Jérôme : Que l’on construise des IA spécialisées et dépassant les humains sur un domaine spécifiques est très prévisible. La création de systèmes plus généralistes voire ce qu’on appelle une singularité, est plus délicat et complexe. Les plus optimistes n’imaginent pas cela avant plusieurs décennies. Personnellement, je me méfie des prévisions à plus de 10 ans. Regardez l’Iphone né il y a 10 ans : qui aurais pu penser que le smartphone transforme autant la société en 10 ans ?
CC : L’assistant personnel qui s’occupe des tâches du quotidien à notre place sera-t-il une réalité bientôt ?
Jérôme : Je crois davantage en une multitude d’assistants spécialisés, au moins dans un premier temps. Mais c’est déjà le cas avec la domotique ou les robots aspirateurs !
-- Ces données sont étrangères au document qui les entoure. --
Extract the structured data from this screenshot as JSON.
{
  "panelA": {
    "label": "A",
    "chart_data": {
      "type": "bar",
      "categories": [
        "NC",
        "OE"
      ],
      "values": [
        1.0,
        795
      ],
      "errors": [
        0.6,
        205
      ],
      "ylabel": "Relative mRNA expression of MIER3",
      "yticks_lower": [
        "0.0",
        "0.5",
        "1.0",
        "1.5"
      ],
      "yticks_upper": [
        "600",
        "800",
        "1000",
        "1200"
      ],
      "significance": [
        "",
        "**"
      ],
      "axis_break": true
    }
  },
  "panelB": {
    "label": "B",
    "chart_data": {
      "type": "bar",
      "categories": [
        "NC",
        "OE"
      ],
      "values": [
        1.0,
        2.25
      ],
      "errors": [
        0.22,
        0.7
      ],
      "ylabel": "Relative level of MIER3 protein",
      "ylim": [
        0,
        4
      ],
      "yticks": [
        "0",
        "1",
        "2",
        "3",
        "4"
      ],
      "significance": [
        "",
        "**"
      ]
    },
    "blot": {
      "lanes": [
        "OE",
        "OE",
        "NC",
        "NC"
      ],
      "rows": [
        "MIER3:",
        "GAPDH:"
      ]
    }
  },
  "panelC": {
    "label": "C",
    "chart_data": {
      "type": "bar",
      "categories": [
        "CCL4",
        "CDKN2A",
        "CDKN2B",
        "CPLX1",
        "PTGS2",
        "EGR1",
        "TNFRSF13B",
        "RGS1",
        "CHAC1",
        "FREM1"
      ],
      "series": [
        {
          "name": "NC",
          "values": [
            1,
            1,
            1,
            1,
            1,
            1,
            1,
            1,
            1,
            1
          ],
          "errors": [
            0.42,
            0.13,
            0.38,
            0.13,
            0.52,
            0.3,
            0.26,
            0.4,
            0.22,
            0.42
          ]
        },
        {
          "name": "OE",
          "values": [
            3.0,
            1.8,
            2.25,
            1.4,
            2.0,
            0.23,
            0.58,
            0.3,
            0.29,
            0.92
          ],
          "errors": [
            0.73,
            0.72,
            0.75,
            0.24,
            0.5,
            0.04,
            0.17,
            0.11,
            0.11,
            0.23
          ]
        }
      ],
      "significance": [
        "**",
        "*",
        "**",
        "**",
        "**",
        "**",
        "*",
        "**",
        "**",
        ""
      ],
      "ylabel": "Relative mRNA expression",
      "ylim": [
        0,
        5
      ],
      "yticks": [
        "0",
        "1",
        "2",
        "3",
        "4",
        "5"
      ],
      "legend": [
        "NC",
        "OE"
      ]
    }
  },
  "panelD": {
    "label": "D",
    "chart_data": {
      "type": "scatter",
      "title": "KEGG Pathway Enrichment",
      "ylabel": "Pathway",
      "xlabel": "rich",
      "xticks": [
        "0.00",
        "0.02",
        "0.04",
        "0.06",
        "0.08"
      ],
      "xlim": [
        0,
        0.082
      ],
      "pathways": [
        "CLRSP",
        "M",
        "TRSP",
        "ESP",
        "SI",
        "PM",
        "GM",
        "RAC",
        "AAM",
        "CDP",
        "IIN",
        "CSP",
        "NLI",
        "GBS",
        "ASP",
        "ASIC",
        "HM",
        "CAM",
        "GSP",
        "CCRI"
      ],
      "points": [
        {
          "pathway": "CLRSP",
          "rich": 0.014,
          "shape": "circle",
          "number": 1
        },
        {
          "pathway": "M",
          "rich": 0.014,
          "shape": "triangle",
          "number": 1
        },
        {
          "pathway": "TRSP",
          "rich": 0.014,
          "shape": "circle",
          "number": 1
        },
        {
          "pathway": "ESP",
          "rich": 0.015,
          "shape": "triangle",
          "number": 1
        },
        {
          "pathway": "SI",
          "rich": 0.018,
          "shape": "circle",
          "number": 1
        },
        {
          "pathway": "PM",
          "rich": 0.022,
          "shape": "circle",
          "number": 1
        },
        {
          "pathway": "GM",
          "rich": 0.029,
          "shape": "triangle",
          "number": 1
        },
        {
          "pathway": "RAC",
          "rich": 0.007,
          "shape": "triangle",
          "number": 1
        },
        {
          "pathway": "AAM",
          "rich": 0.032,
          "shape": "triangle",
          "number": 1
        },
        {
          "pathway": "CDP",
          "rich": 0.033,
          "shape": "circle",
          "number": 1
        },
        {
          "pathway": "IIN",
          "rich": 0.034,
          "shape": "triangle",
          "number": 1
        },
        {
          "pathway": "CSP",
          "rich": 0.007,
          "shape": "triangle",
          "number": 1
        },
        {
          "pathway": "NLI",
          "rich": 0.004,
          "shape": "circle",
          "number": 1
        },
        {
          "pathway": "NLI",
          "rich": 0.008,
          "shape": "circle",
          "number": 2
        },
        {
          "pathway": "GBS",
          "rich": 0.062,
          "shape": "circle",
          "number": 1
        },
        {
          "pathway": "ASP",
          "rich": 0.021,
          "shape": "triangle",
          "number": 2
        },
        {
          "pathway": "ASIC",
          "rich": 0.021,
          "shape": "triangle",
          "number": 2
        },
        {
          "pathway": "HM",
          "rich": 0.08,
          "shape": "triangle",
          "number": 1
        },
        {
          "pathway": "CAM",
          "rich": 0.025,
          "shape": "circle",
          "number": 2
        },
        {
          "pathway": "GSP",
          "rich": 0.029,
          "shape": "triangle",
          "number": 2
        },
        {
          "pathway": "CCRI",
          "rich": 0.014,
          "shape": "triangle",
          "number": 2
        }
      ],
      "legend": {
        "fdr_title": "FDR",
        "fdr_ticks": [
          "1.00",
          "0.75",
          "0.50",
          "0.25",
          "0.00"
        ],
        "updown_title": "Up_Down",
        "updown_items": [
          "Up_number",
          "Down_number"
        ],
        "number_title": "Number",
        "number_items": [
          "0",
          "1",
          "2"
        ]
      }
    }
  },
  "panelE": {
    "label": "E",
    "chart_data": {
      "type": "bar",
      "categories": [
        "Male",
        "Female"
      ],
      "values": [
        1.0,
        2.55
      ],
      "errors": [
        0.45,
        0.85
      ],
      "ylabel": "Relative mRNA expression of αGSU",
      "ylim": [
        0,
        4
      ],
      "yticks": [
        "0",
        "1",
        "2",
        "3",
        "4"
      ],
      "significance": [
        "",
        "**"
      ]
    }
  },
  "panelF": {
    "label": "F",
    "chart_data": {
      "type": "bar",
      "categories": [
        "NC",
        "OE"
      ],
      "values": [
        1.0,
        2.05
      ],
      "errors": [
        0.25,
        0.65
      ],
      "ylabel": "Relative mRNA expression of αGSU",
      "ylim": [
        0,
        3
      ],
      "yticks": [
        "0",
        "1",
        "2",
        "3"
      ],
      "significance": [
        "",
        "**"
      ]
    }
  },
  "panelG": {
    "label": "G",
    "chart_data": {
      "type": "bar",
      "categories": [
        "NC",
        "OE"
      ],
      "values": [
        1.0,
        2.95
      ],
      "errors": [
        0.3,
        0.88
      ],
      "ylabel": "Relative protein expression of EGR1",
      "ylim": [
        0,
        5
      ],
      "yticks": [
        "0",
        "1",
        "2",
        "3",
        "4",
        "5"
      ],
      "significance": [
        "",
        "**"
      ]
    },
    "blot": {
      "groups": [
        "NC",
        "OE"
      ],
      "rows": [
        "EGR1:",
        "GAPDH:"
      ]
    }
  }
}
CC : Le transhumanisme passera-t-il par l’IA ?
Jérôme : L’être humain, en tous cas Homo Sapiens, n’a cessé de s’augmenter au fil des millénaires : outils, lunettes, voitures, ordinateurs, médicaments. L’augmentation de nos capacités cognitives peut être considérée comme une nouvelle étape du transhumanisme. Néanmoins, ce sont plus les nanotechnologies et les biotechnologies qui auront un impact majeur.
CC : Merci Jérôme d’avoir répondu à nos questions.
Nous pensons comprendre un peu mieux ce qu’est l’Intelligence Artificielle maintenant, et avons hâte de te voir intervenir sur le sujet le 17 mai prochain.